Mahkemece, bozma kararına uyulduktan sonra, davacı Hazine ve birleşen dosya davacılarının davalarının kısmen kabul kısmen reddine, 101 ada 8 parsel sayılı taşınmazın tespitinin iptaline, (B) harfi ile gösterilen kısma yönelik verilen karar kesinleştiğinden yeniden karar verilmesine yer olmadığına, 19/12/2013 havale tarihli bilirkişi raporunda (A) harfi ile gösterilen 6379,16 m²’lik kısma aynı ada son parsel numarası verilerek 1/3 hisse ile … ve arkadaşları adına kestanelik vasfıyla tapuya kayıt ve tesciline karar verilmiş, hüküm davacı Hazine tarafından temyiz edilmiştir.
Dava dilekçesindeki açıklamaya göre dava, kadastro tesbitine itiraza ilişkindir.
Çekişmeli taşınmazın bulunduğu yerde, 12/09/1969 tarihinde ilân edilen orman kadastrosu ile 13/02/2007 – 14/03/2007 tarihleri arasında ilân arazi kadastrosu vardır.

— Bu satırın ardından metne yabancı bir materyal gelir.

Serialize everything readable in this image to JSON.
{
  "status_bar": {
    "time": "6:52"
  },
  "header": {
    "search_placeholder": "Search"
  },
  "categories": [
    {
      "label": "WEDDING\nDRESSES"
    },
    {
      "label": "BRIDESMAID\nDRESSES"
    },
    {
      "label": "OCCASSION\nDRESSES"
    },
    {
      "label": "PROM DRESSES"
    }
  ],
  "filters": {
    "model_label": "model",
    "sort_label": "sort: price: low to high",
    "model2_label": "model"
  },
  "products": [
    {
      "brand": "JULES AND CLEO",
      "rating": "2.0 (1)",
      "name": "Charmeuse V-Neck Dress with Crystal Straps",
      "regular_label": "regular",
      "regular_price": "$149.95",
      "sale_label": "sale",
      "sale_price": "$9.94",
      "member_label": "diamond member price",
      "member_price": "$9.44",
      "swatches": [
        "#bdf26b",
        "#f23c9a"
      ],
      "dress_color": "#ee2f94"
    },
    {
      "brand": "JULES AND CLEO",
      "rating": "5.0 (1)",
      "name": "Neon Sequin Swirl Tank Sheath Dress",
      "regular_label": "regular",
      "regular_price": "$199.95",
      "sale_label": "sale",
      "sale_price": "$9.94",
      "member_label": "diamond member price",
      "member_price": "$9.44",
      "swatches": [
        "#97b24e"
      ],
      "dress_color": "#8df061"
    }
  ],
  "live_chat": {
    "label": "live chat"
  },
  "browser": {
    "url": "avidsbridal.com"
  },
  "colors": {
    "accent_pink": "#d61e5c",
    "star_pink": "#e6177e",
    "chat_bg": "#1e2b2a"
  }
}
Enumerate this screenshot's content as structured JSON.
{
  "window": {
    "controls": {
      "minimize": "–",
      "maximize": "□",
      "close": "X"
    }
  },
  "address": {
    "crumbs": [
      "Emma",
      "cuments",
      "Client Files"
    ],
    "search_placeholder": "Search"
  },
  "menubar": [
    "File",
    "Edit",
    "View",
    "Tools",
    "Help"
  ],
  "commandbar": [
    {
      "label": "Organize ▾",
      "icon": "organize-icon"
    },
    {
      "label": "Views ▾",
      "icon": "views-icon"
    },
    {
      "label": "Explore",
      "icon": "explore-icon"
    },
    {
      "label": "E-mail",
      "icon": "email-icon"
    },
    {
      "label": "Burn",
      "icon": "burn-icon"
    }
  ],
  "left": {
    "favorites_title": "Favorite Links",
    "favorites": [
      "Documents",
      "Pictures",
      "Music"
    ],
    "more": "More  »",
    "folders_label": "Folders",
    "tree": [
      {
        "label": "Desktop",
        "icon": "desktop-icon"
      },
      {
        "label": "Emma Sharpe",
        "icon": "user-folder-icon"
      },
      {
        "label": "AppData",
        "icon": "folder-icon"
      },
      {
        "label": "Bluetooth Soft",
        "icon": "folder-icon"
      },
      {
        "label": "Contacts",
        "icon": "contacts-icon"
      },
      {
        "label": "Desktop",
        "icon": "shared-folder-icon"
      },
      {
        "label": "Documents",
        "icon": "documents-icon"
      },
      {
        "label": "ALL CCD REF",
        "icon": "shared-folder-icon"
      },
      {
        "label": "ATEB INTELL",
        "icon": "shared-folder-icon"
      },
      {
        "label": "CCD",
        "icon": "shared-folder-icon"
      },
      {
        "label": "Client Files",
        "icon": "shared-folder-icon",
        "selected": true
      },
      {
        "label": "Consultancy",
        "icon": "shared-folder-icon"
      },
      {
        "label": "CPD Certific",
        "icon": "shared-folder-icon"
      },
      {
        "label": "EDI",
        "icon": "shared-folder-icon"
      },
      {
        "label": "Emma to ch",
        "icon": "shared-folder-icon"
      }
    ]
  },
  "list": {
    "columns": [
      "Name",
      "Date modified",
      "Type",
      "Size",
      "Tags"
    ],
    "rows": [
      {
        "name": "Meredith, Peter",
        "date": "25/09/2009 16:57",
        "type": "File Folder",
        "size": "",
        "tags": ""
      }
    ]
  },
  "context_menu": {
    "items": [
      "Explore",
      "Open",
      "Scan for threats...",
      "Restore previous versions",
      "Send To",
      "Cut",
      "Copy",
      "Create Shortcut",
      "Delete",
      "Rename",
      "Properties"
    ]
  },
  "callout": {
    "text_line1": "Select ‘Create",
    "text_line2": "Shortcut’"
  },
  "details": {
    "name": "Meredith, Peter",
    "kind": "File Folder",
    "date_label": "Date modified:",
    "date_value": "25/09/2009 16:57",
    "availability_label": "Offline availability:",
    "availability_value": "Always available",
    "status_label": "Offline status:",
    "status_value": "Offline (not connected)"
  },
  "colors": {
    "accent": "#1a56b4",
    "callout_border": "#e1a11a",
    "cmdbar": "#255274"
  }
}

Dosya kapsamına, mahkemece uyulan bozma kararı gereğince işlem yapılarak hüküm kurulmuş olduğuna, uzman orman bilirkişi kurulu tarafından orman kadastrosu, eski tarihli hava fotoğrafları ve memleket haritasına dayalı olarak yöntemine uygun biçimde yapılan inceleme ve araştırmada çekişmeli 101 ada 8 parsel sayılı taşınmazın (A) harfi ile gösterilen bölümünün orman sayılmayan yerlerden olduğu anlaşıldığına ve adına tescil kararı verilenler yararına 3402 sayılı Kanunun 14. maddesinde yazılı kazandırıcı zamanaşımı zilyetliği yoluyla taşınmaz edinme koşullarının oluştuğu belirlenerek yazılı biçimde hüküm kurulmasında bir isabetsizlik bulunmadığına göre, yerinde görülmeyen temyiz itirazlarının reddi ile usûl ve kanuna uygun olan hükmün ONANMASINA, Harçlar Kanununun değişik 13/j maddesi gereğince harç alınmasına yer olmadığına 17/11/2014 gününde oy birliği ile karar verildi.